For several years now, employers have been required by the Illinois Minimum Wage Act (“IMWA”) to keep records related to employee hours worked and their compensation. The Act was recently amended to stiffen penalties when employers do not maintain proper records or fail to adequately pay their workers.
The IMWA has long required employers to maintain various records for all employees for a period of at least three years, including accurate records of the name and address of each employee, the hours worked each day in each work week by each employee, their rates of pay, the amount paid during each pay period to each employee, and all deductions made from employee wages. Additionally, any employer that provides paid vacation to its employees must preserve, for at least three years, accurate records of the number of vacation days earned for each year and the dates on which vacation days were taken and compensated.
The IMWA has never made a distinction between “exempt” and “non-exempt” employees, terms borrowed from federal law that determine whether employees are entitled to overtime pay. Even though “exempt” employees are not entitled to overtime pay, because they are salaried and usually play some role in a business’ management, the IMWA does not create an exception for them to its time-keeping requirements. Moreover, the Illinois Department of Labor’s regulations under the Illinois Wage Payment and Collection Act expressly state that employers are required to keep daily time records for all employees “regardless of an employee’s status as an exempt administrative employee, executive or professional.” See 56 Ill. Admin. Code 300.630(a). Thus, employers should be maintaining records for all of its employees.

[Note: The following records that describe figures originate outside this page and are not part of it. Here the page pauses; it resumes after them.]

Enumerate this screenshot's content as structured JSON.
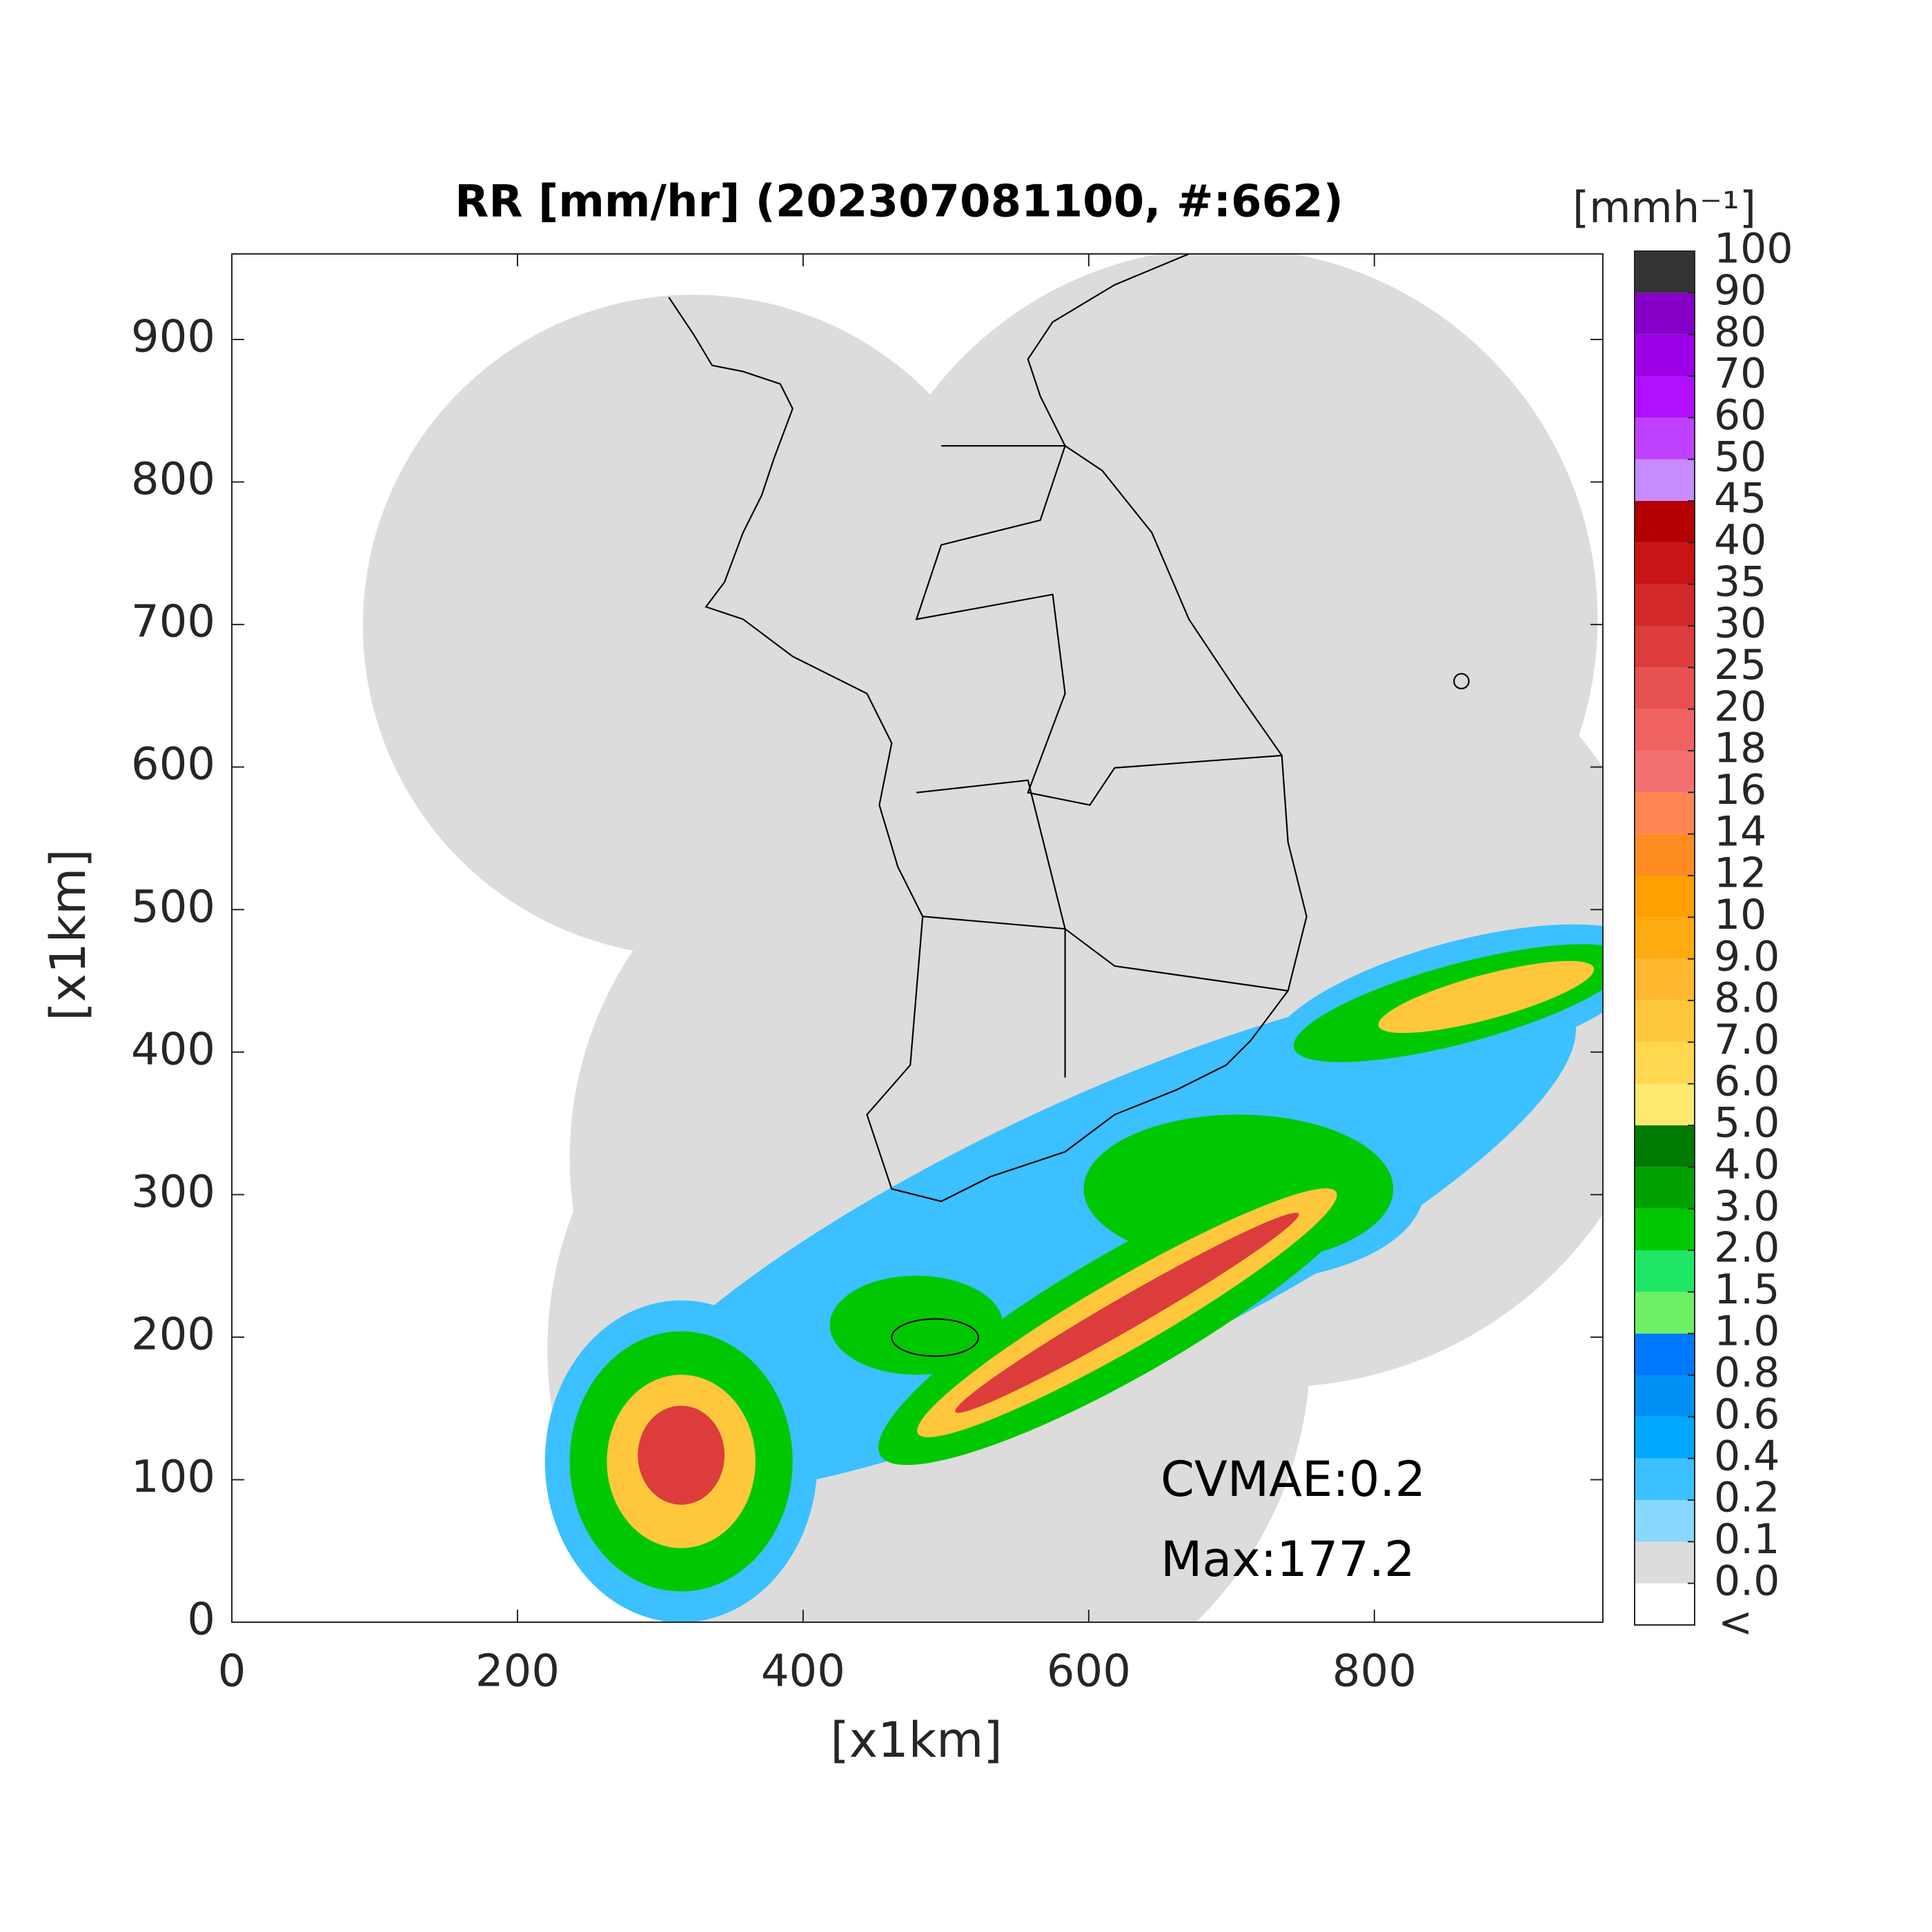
{
  "chart_data": {
    "type": "map",
    "title": "RR [mm/hr] (202307081100, #:662)",
    "xlabel": "[x1km]",
    "ylabel": "[x1km]",
    "xlim": [
      0,
      960
    ],
    "ylim": [
      0,
      960
    ],
    "xticks": [
      0,
      200,
      400,
      600,
      800
    ],
    "yticks": [
      0,
      100,
      200,
      300,
      400,
      500,
      600,
      700,
      800,
      900
    ],
    "annotations": [
      "CVMAE:0.2",
      "Max:177.2"
    ],
    "colorbar": {
      "label": "[mmh⁻¹]",
      "under_label": "<",
      "ticks": [
        {
          "value": 0,
          "label": "0.0"
        },
        0.1,
        0.2,
        0.4,
        0.6,
        0.8,
        {
          "value": 1,
          "label": "1.0"
        },
        1.5,
        {
          "value": 2,
          "label": "2.0"
        },
        {
          "value": 3,
          "label": "3.0"
        },
        {
          "value": 4,
          "label": "4.0"
        },
        {
          "value": 5,
          "label": "5.0"
        },
        {
          "value": 6,
          "label": "6.0"
        },
        {
          "value": 7,
          "label": "7.0"
        },
        {
          "value": 8,
          "label": "8.0"
        },
        {
          "value": 9,
          "label": "9.0"
        },
        10,
        12,
        14,
        16,
        18,
        20,
        25,
        30,
        35,
        40,
        45,
        50,
        60,
        70,
        80,
        90,
        100
      ],
      "colors": [
        "#ffffff",
        "#dcdcdc",
        "#88d8ff",
        "#3cc0ff",
        "#00a8ff",
        "#0090f5",
        "#0078ff",
        "#6ef064",
        "#1ee664",
        "#00c800",
        "#00a000",
        "#007a00",
        "#ffe86e",
        "#ffd850",
        "#ffc83c",
        "#ffb730",
        "#ffaa10",
        "#ffa000",
        "#ff8c20",
        "#ff8552",
        "#f57070",
        "#f06262",
        "#e65050",
        "#dc3c3c",
        "#d22828",
        "#c81414",
        "#b40000",
        "#c88aff",
        "#c040ff",
        "#b010ff",
        "#9c00e6",
        "#8600c8",
        "#333333"
      ]
    }
  }
}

While the format of such records is generally left up to the employer, they should be easily accessible to employees or state officials. If an employee attempts to recover past wages or final compensation, for example, an employer should be able to produce the employee’s relevant time and pay records. An employer’s inability to produce the necessary records does not mean it doesn’t have to pay. In fact, since the state places the burden on the employer to properly maintain accurate records that demonstrate compliance, the records an employee produces will be considered accurate if the employer fails to provide proper documentation. Furthermore, if the employer’s records demonstrate inconsistencies with regard to time worked and wages paid, the IDOL might deny their accuracy and presume the employer has not paid the proper amounts.
The recent amendment to the IMWA increases the minimum wage in Illinois to $15 per hour by 2025. It also gives new teeth to the Act’s record-keeping provisions. Until now, the IMWA did not provide monetary penalties for failure to keep required records. As of February 2019, an employer that fails to maintain records required by the IMWA is subject to a penalty of $100 for each impacted employee, payable to the Department of Labor’s Wage Theft Enforcement Fund. If an employee is underpaid, the employee can recover in a civil suit three times the amount they were underpaid, and may be granted damages equivalent to 5% of the total amount they were underpaid per each month following underpayment.
In light of the new law, Illinois employers should take steps to keep a daily record of hours worked by both exempt and non-exempt employees, and should maintain accurate records of employee compensation. An experienced employment attorney can help employers abide by their record-keeping duties and maintain full compliance with the IMWA and related laws.